A week passed and Mom went in for the procedure. She called me on the drive there and sounded tired but in good spirits. It should have occurred around 10AM PST and lasted an hour. At 1130 I got nervous and called my uncle. He said that they had postponed the cath because Mom was retaining too much fluid. They put her on a lasix IV and kept her overnight at the hospital. The next day (Tuesday), they moved forward. The cardiologist looked around at her blockages and pulled out immediately. Her valves were too obstructed for angio and stints wouldn't help either. His suggestion: Open Heart Surgery, and ASAP. Her front three vessels are 100% blocked. A heart surgeon was recommended and contacted. Her OHS must be performed by a heart surgeon who also specializes in nephrology, because her kidneys are in such poor condition. After two days of waiting, the surgeon responded and said (honestly, even though it's hard to hear) that he simply did not have the time in his schedule to come over and perform her surgery.
Then she was given a choice of drs and selected the one at Wake Forest. She was transferred on Thursday and my family was under the mistaken impression that she would be operated on the next morning. Thanks to Joe, I was able to get a last-minute flight to RDU Thursday night and arrived at 1300 on Friday to a voice mail saying that the surgery had been pushed back until Monday.
I stayed in the hospital for most of the next week, taking brief breaks for walks and an occasional yoga class (luckily there was a studio about half a mile from the hospital). The surgery was not done that Monday. Over the weekend she was diagnosed with a bladder infection, then pneumonia, and then her gout flared up and infectious disease was adamant that she had a bone infection (it isn't, but that didn't stop the head of ID from trying to convince Mom to have her toe cut off). It was a trying time as for three days she was on Cipro, which she is apparently allergic to. It wasn't until she begged another doctor to please change her antibiotics that anyone saw any sort of improvement and the turnaround was nothing short of miraculous. I firmly believe that the Cipro had been killing her--while she was on it, her blood pressure dropped incredibly low and her temperature had skyrocketed and continued to escalate.
Once she was doing better, her attending physician at the hospital told us that the surgeon refused to perform the surgery while she was on antibiotic therapy. She had a piccline put in and was sent home with the family.
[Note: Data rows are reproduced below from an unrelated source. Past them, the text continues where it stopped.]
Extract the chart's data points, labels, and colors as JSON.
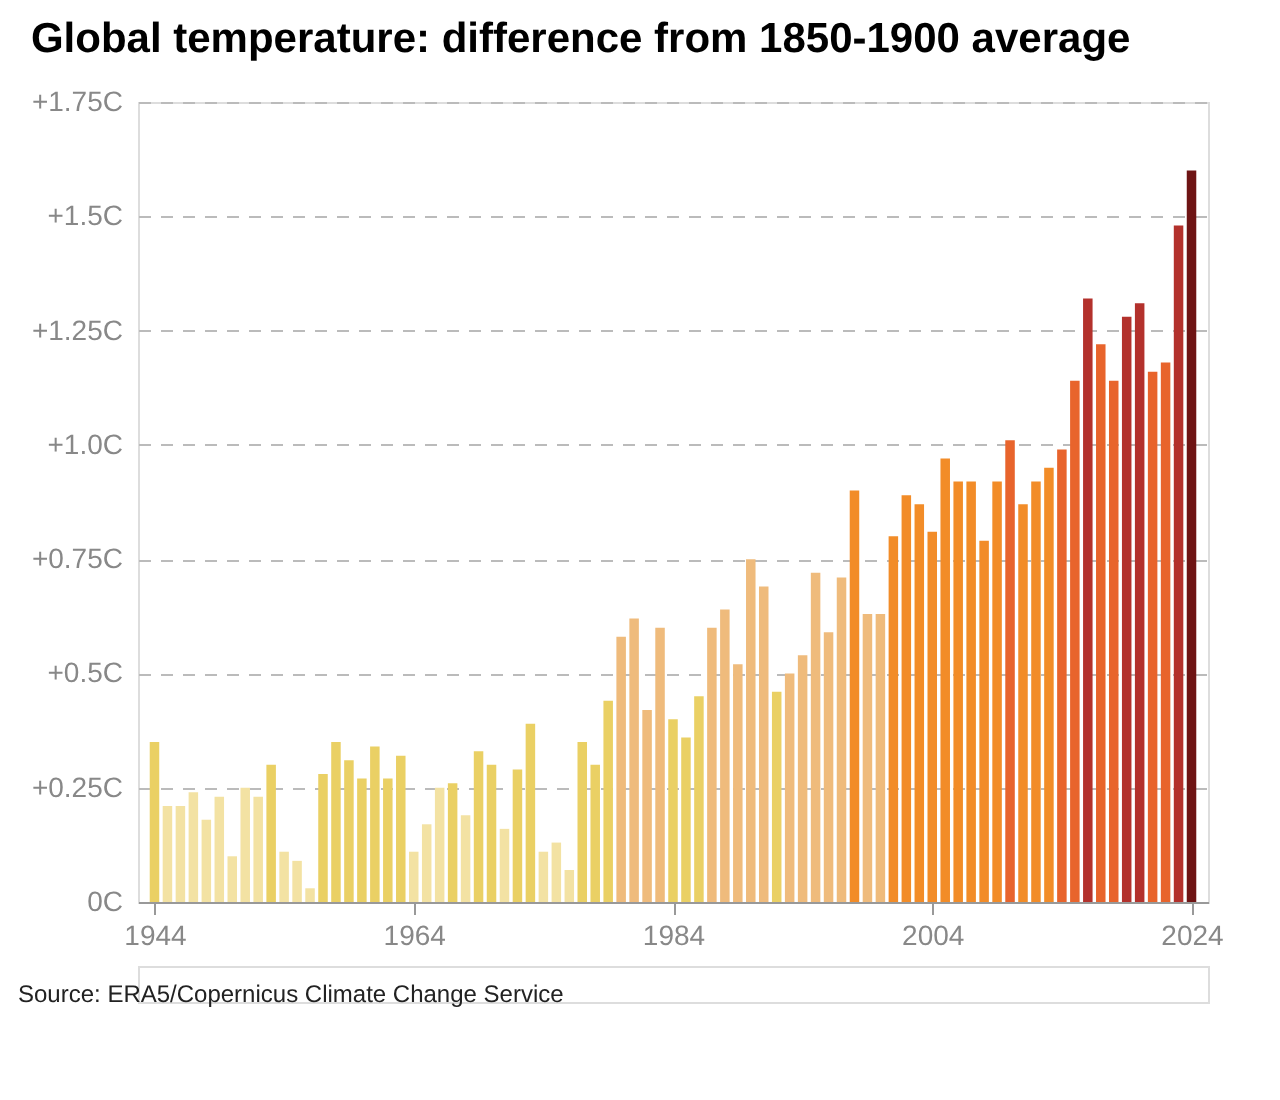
{
  "chart_data": {
    "type": "bar",
    "title": "Global temperature: difference from 1850-1900 average",
    "annotations": [
      "Source: ERA5/Copernicus Climate Change Service"
    ],
    "x": [
      1944,
      1945,
      1946,
      1947,
      1948,
      1949,
      1950,
      1951,
      1952,
      1953,
      1954,
      1955,
      1956,
      1957,
      1958,
      1959,
      1960,
      1961,
      1962,
      1963,
      1964,
      1965,
      1966,
      1967,
      1968,
      1969,
      1970,
      1971,
      1972,
      1973,
      1974,
      1975,
      1976,
      1977,
      1978,
      1979,
      1980,
      1981,
      1982,
      1983,
      1984,
      1985,
      1986,
      1987,
      1988,
      1989,
      1990,
      1991,
      1992,
      1993,
      1994,
      1995,
      1996,
      1997,
      1998,
      1999,
      2000,
      2001,
      2002,
      2003,
      2004,
      2005,
      2006,
      2007,
      2008,
      2009,
      2010,
      2011,
      2012,
      2013,
      2014,
      2015,
      2016,
      2017,
      2018,
      2019,
      2020,
      2021,
      2022,
      2023,
      2024
    ],
    "values": [
      0.35,
      0.21,
      0.21,
      0.24,
      0.18,
      0.23,
      0.1,
      0.25,
      0.23,
      0.3,
      0.11,
      0.09,
      0.03,
      0.28,
      0.35,
      0.31,
      0.27,
      0.34,
      0.27,
      0.32,
      0.11,
      0.17,
      0.25,
      0.26,
      0.19,
      0.33,
      0.3,
      0.16,
      0.29,
      0.39,
      0.11,
      0.13,
      0.07,
      0.35,
      0.3,
      0.44,
      0.58,
      0.62,
      0.42,
      0.6,
      0.4,
      0.36,
      0.45,
      0.6,
      0.64,
      0.52,
      0.75,
      0.69,
      0.46,
      0.5,
      0.54,
      0.72,
      0.59,
      0.71,
      0.9,
      0.63,
      0.63,
      0.8,
      0.89,
      0.87,
      0.81,
      0.97,
      0.92,
      0.92,
      0.79,
      0.92,
      1.01,
      0.87,
      0.92,
      0.95,
      0.99,
      1.14,
      1.32,
      1.22,
      1.14,
      1.28,
      1.31,
      1.16,
      1.18,
      1.48,
      1.6
    ],
    "colors": [
      "#ead064",
      "#f3e2a3",
      "#f3e2a3",
      "#f3e2a3",
      "#f3e2a3",
      "#f3e2a3",
      "#f3e2a3",
      "#f3e2a3",
      "#f3e2a3",
      "#ead064",
      "#f3e2a3",
      "#f3e2a3",
      "#f3e2a3",
      "#ead064",
      "#ead064",
      "#ead064",
      "#ead064",
      "#ead064",
      "#ead064",
      "#ead064",
      "#f3e2a3",
      "#f3e2a3",
      "#f3e2a3",
      "#ead064",
      "#f3e2a3",
      "#ead064",
      "#ead064",
      "#f3e2a3",
      "#ead064",
      "#ead064",
      "#f3e2a3",
      "#f3e2a3",
      "#f3e2a3",
      "#ead064",
      "#ead064",
      "#ead064",
      "#efbb7c",
      "#efbb7c",
      "#efbb7c",
      "#efbb7c",
      "#ead064",
      "#ead064",
      "#ead064",
      "#efbb7c",
      "#efbb7c",
      "#efbb7c",
      "#efbb7c",
      "#efbb7c",
      "#ead064",
      "#efbb7c",
      "#efbb7c",
      "#efbb7c",
      "#efbb7c",
      "#efbb7c",
      "#f28c28",
      "#efbb7c",
      "#efbb7c",
      "#f28c28",
      "#f28c28",
      "#f28c28",
      "#f28c28",
      "#f28c28",
      "#f28c28",
      "#f28c28",
      "#f28c28",
      "#f28c28",
      "#e8642c",
      "#f28c28",
      "#f28c28",
      "#f28c28",
      "#e8642c",
      "#e8642c",
      "#b3312c",
      "#e8642c",
      "#e8642c",
      "#b3312c",
      "#b3312c",
      "#e8642c",
      "#e8642c",
      "#b3312c",
      "#6e1414"
    ],
    "xlim": [
      1943.5,
      2024.5
    ],
    "xticks": [
      1944,
      1964,
      1984,
      2004,
      2024
    ],
    "ylim": [
      0,
      1.75
    ],
    "yticks": [
      {
        "value": 0,
        "label": "0C"
      },
      {
        "value": 0.25,
        "label": "+0.25C"
      },
      {
        "value": 0.5,
        "label": "+0.5C"
      },
      {
        "value": 0.75,
        "label": "+0.75C"
      },
      {
        "value": 1.0,
        "label": "+1.0C"
      },
      {
        "value": 1.25,
        "label": "+1.25C"
      },
      {
        "value": 1.5,
        "label": "+1.5C"
      },
      {
        "value": 1.75,
        "label": "+1.75C"
      }
    ],
    "grid": "y"
  }
}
Arrangements were made for a home-care nurse to arrive 2x week and a number of family members (and Mom) were instructed on how to administer her IV medicine. At the end of this six-week treatment, the doctors will call and schedule the OHS and I will take additional FMLA time off and fly back to NC to help with her post-surgery recovery. Meanwhile, Mom looks better than she has in a year and is moving faster and farther too. I wonder if she hadn't been fighting that bladder infection for months (even in the hospital she had no physical pain symptoms so they didn't test for UTI until several days had passed) and the antibiotics were giving the rest of her system a break.
So that's where I am at the moment. Waiting. I've canceled my Burning Man plans as it looks like the OHS will take place around the end of August. This is far more important. Despite her improved condition, the OHS will still be risky, not only because of the renal failure, but because her circulatory system has been so ravaged by 50 years of diabetes the surgeon is having to use less-than-optimal veins for the triple bypass.
This is not how I planned on spending my summer vacation.